• October 15, 2014 /  Entries

    10-9-363

    Years ago, when I was young and handsome, Marisa and I used to joke I had a golden tongue; mere silver couldn’t possibly account for my powers of charm and persuasion. These days I think my tongue a baser metal. Perhaps steel, sharpened by loneliness and tempered in pain. Certainly it seems to cut deeply enough, and has lost all memory of days when it flattered and cheered instead.

    Rain, Casimir; those I want for friends think I hate them, because I cannot seem to withhold my venom. I seem to make Cellan cry half the time I see her. I even snapped at Tomas, whose mild and understanding disposition rarely gives me the slightest offense (imagined or otherwise) to quibble with. And that innocent Courtland girl, all good intentions, roundly mocked by my cynicism.  Not to mention the political missteps I have made by being too harsh, too cutting, when diplomacy would have served me far better. I have attempted to repair matters with His Holiness, but I expect his pride will never truly forgive my harshness even if he now trusts my sense enough to seek my counsel. Two years ago I would have never-

    Many times in the last dozen years I have feared myself in danger of losing my mind, but now more than ever it feels an imminent possibility. I am so lonely and so frustrated; I awake with my jaw aching from the grinding of my teeth at night. Joy is gone, simply gone, but for the children and for the few bright moments with my friends not tarnished by my own choleric or melancholy behavior.  I told myself I had accepted matters, but I am beginning to fear I cannot go on like this.

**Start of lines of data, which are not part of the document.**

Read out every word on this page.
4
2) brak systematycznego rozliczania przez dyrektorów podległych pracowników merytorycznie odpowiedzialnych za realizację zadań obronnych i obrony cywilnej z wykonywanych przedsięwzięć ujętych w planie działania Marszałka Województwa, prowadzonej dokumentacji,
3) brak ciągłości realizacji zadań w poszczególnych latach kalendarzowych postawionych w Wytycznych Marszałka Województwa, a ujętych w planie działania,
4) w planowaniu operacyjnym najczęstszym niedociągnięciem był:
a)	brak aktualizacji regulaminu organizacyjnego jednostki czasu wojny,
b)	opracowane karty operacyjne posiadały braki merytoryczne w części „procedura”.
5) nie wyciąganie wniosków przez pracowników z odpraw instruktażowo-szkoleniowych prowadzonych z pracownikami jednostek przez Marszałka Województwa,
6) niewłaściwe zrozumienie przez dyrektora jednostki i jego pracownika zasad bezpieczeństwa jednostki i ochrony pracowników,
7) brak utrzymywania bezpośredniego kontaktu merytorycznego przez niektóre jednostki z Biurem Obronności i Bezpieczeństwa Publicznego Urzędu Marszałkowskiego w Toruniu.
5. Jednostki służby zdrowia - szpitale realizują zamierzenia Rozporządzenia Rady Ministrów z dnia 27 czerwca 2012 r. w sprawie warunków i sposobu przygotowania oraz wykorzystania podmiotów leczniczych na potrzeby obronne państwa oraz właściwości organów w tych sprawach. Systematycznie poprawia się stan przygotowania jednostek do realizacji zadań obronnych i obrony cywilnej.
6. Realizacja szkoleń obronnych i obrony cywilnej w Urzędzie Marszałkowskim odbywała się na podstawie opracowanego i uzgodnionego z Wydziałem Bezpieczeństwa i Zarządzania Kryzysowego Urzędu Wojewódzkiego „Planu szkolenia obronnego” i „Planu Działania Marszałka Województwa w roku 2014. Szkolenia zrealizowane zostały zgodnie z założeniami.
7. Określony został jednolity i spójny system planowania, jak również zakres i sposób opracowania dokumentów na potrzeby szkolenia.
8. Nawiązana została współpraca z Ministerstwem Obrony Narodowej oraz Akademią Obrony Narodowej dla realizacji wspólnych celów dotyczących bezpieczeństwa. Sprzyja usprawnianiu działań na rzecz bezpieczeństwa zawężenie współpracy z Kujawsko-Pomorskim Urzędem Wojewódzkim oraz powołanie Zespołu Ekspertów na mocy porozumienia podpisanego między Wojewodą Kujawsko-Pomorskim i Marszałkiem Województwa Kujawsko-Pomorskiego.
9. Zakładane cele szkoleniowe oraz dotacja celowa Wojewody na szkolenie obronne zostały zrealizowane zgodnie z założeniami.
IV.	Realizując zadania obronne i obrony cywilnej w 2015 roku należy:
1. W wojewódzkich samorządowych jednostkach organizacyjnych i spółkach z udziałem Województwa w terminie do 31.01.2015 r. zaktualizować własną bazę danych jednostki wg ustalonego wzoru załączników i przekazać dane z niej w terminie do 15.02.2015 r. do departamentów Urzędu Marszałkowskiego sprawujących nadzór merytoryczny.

    Lord, I am so ungrateful. I am blessed with so many things, just as Casimir said. Why can I not be simply content? The pains I contend with are less than many others; I yet live, there are many activities not lost to me. But rage at myself as I might, I face the truth – no amount of ‘should’ can change what is.

    Still… how long have I excused myself by saying that I could not change? Perhaps that is merely a comfortable defense to shelter behind. Perhaps I have reached a time when I must change or die.